Vous êtes plutôt flâneur(se) ? Votre cerveau ne s’en portera que mieux. Si c’est bien lui qui donne le signal de départ de la marche (et qui dit stop au moment d’arrêter ou attention aux obstacles à éviter), c’est la moelle épinière – équipée de véritables mini-moteurs indépendants - qui commande le mouvement cyclique de la marche.

En d’autres mots, le cerveau est uniquement à l’origine du signal nerveux et la moelle épinière est au centre d’un système indépendant qui contrôle le squelette et les muscles.

Le contrôle moteur nécessaire à la marche demandant peu d’engagement cérébral, l’esprit peut vagabonder ailleurs, et ça c’est très bon pour la pensée ! Vous en avez fait l’expérience au moins une fois j’en suis sûre. Il vous est certainement déjà arrivé, par exemple, de trouver la solution à un problème, tourné et retourné dans tous les sens en vain au bureau, après être sorti simplement prendre l’air, donc marcher, ne serait-ce qu’une petite demi-heure.


On pense mieux en marchant, et ce ne sont pas les philosophes d’hier, ni ceux d’aujourd’hui d’ailleurs qui diront le contraire. Goethe, Schopenhauer ou encore Nietzsche, par exemple, étaient des « adeptes » de la promenade. Les grands savants de l’Antiquité, comme Aristote, aimaient déambuler, c’est-à-dire marcher sans but précis. Ils étaient physiquement actifs et en même temps, ils réfléchissaient, ils discutaient, ils échangeaient des idées, et c’est ce qui a fondé de nombreuses structures sociales toujours en place aujourd’hui.

La marche permet d’ouvrir d’autres cheminements de pensée, d’affiner notre perception du monde.

Le fait de bouger avec une même régularité permet de rentrer dans une forme de résonance positive et de donner un coup de pouce à notre cerveau. C’est pour ces raisons qu’on estime que la marche et la course à pied ont des effets bénéfiques.


La marche prévient le déclin sensoriel

Quand on marche dans un environnement riche en stimuli, une région très importante du cerveau se trouve beaucoup plus stimulée, celle de l’apprentissage et de la mémoire : l’hippocampe. Non seulement elle joue un rôle central dans le traitement de l’information, mais c’est probablement la seule région du cerveau à produire de nouveaux neurones tout au long de la vie.

Les scientifiques supposent que la production de neurones par l’hippocampe permet de constituer une sorte de réserve où l’on stocke nos ressources neuroplastiques et adaptatives. Elle nous prépare mieux aux difficultés pouvant apparaître avec l’âge. On peut dire que l’on continue d’autant mieux à avancer dans la vie que cette réserve est remplie. Inversement, plus la réserve s’amenuise, plus la perte sensorielle est importante.


La marche favorise l’apprentissage

Plusieurs études ont montré que le cerveau est nettement plus prolifique pendant une activité physique. La marche encourageant l’attention, la perception et la concentration, on apprend beaucoup plus facilement, peu importe l’âge. Et c’est prouvé par des études.

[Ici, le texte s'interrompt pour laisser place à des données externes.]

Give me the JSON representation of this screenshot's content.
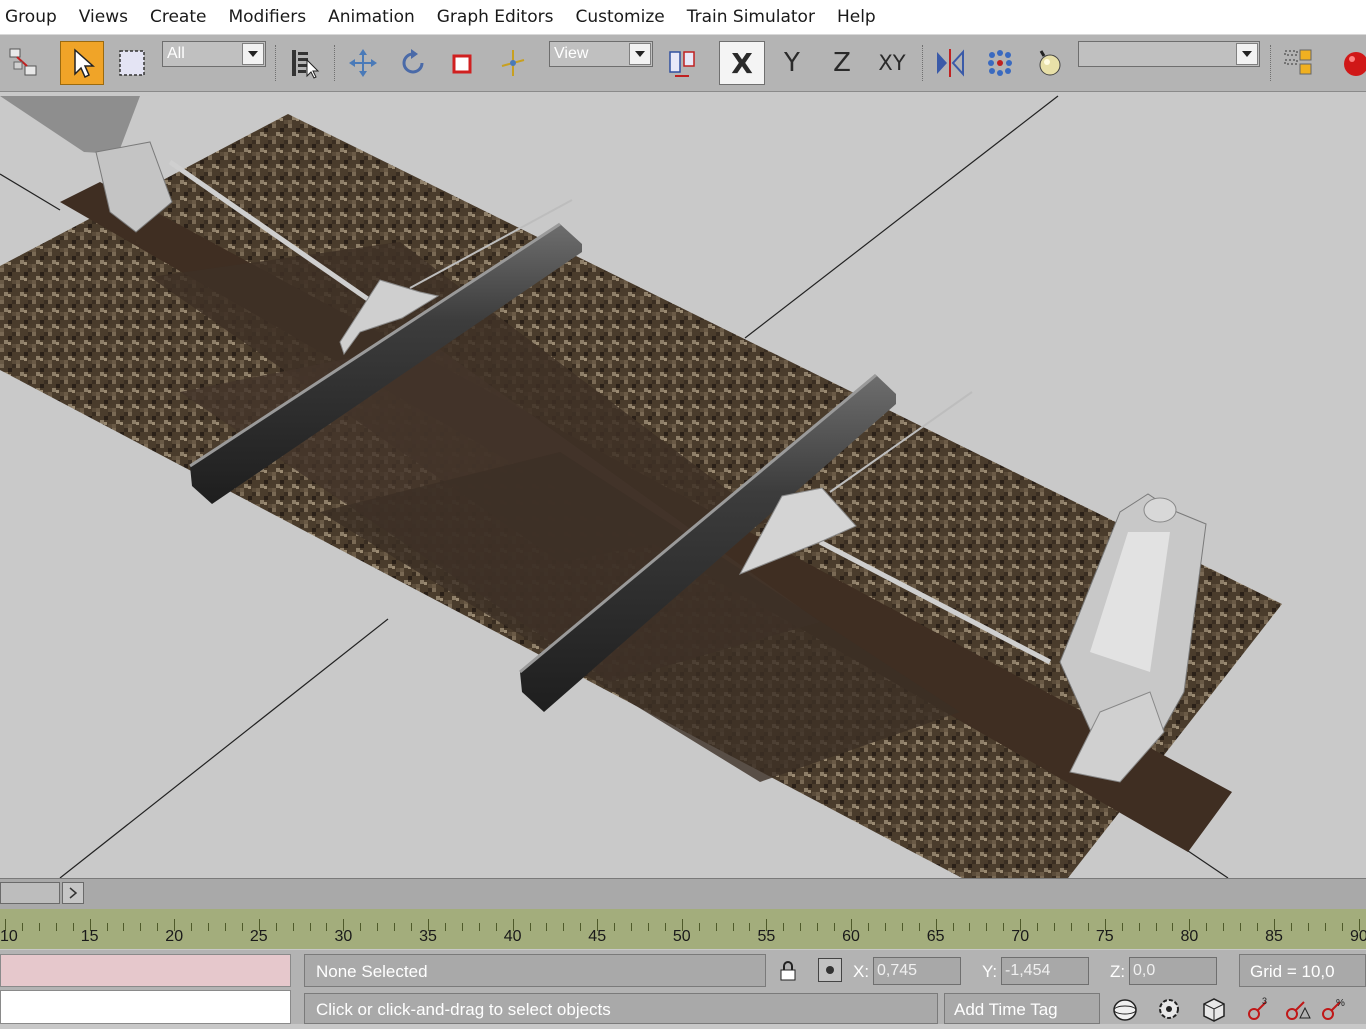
{
  "menu": [
    "Group",
    "Views",
    "Create",
    "Modifiers",
    "Animation",
    "Graph Editors",
    "Customize",
    "Train Simulator",
    "Help"
  ],
  "toolbar": {
    "selection_filter": "All",
    "reference_coord": "View",
    "axis_x": "X",
    "axis_y": "Y",
    "axis_z": "Z",
    "axis_xy": "XY",
    "named_selection": ""
  },
  "timeline": {
    "labels": [
      "10",
      "15",
      "20",
      "25",
      "30",
      "35",
      "40",
      "45",
      "50",
      "55",
      "60",
      "65",
      "70",
      "75",
      "80",
      "85",
      "90"
    ]
  },
  "status": {
    "selection": "None Selected",
    "prompt": "Click or click-and-drag to select objects",
    "x_label": "X:",
    "x_value": "0,745",
    "y_label": "Y:",
    "y_value": "-1,454",
    "z_label": "Z:",
    "z_value": "0,0",
    "grid": "Grid = 10,0",
    "add_time_tag": "Add Time Tag"
  },
  "colors": {
    "active_tool": "#f0a428",
    "viewport_bg": "#c9c9c9",
    "timeline_bg": "#a3ad7c",
    "ballast": "#4a3c2c",
    "sleeper": "#3f2e22"
  }
}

La marche en soutien thérapeutique

La marche permet de diminuer l’anxiété, d’abaisser la rumination mentale, de favoriser le repos et le sommeil, de retrouver une détente musculaire et de retrouver une respiration qui va favoriser le bien-être de manière générale, ce en permettant la libération d’endorphines, les neurotransmetteurs du plaisir connus pour lutter contre le stress. Il va donc se produire, pendant la marche, également tout un rééquilibrage au niveau des neurotransmetteurs. Ceci est d’autant plus favorisé dans un environnement naturel où marcher permet de s’ouvrir au monde, d’être en connexion avec soi, avec la nature, d’être vivant en un mot4.

Beaucoup d’études montrent que la marche peut clore des épisodes dépressifs, voire guérir une dépression, comme on peut le constater dans nombre d’établissements de soins qui utilisent la marche ou la course à pied en soutien thérapeutique dans le traitement de la dépression.


Respirer correctement

Quand nous expirons, nous expulsons un peu de stress, mais encore faut-il respirer correctement. Nombre d’entre nous respirent principalement par la poitrine, ce n’est pas la bonne méthode. C’est une respiration superficielle, presque un halètement, qui ne sollicite pas l’abdomen. Or, Un meilleur apport en oxygène dans l’organisme est favorisé par la respiration abdominale, qu’utilisent d’ailleurs systématiquement les chanteurs d’opéra ou encore les athlètes.

Il existe une technique pour être sûr d’inhaler suffisamment d’oxygène : vous faites quatre pas, vous inspirez (le ventre se gonfle), et les quatre pas suivant, vous expirez (le ventre se dégonfle)5.

La marche régulière recèle de nombreux bienfaits pour notre santé physique et mentale.

Pratiquée de façon régulière avec une intensité suffisante, la marche permet de densifier les os ou en tout cas de diminuer la perte de densité osseuse, donc de prévenir l’ostéoporose, et aussi de diminuer des symptômes de l’arthrose, une plus grande souplesse, grâce à une meilleure mobilité des articulations.

Elle peut aussi s’avérer un excellent moyen d’aider à perdre du poids, ce dans le cadre d’une prise en charge globale, et de mieux le contrôler ensuite. Une étude américaine récente a montré que marcher régulièrement, entre 30 et 60 minutes par jour 5 jours par semaine, permettait de diminuer la quantité de graisse abdominale. Quand on marche, tout le corps est recruté, et quand on tonifie ses muscles, c’est au détriment de la masse graisseuse6.

C’est également une arme absolue contre le diabète. Des études suggèrent en effet que la marche rapide peut prévenir certaines maladies, comme le diabète. Elle permet de lisser sa courbe de glycémie, comme nous l’avons vu dans un précédent article.

Il faudrait effectuer, dans l’idéal, au moins 1000 pas après chaque repas. En Inde, par exemple, il est coutumier de « faire 100 pas après le repas ». Quand nous contractons nos muscles au fur et à mesure que le glucose quitte l’intestin pour passer dans le flux sanguin, nos mitochondries augmentent leur capacité de combustion (Lien vers Voyage en mitochondries). Elles ne sont pas saturées aussi rapidement - et sont ravies d’utiliser le glucose pour fabriquer de l’ATP et nourrir nos muscles actifs7. Plus l’effort est intense après le repas, mieux c’est. La salle de sports, c’est donc encore mieux, mais une activité physique même légère préserve déjà du surpoids et d’autres problèmes de santé. Et, comme le rappelle Jessie Inchauspé, on peut attendre jusqu’à 70 minutes après la fin d’un repas pour agir sur un pic de glucose, ce temps étant le délai nécessaire dans lequel la courbe va atteindre son maximum, et l’idéal est de faire travailler ses muscles dans cet intervalle.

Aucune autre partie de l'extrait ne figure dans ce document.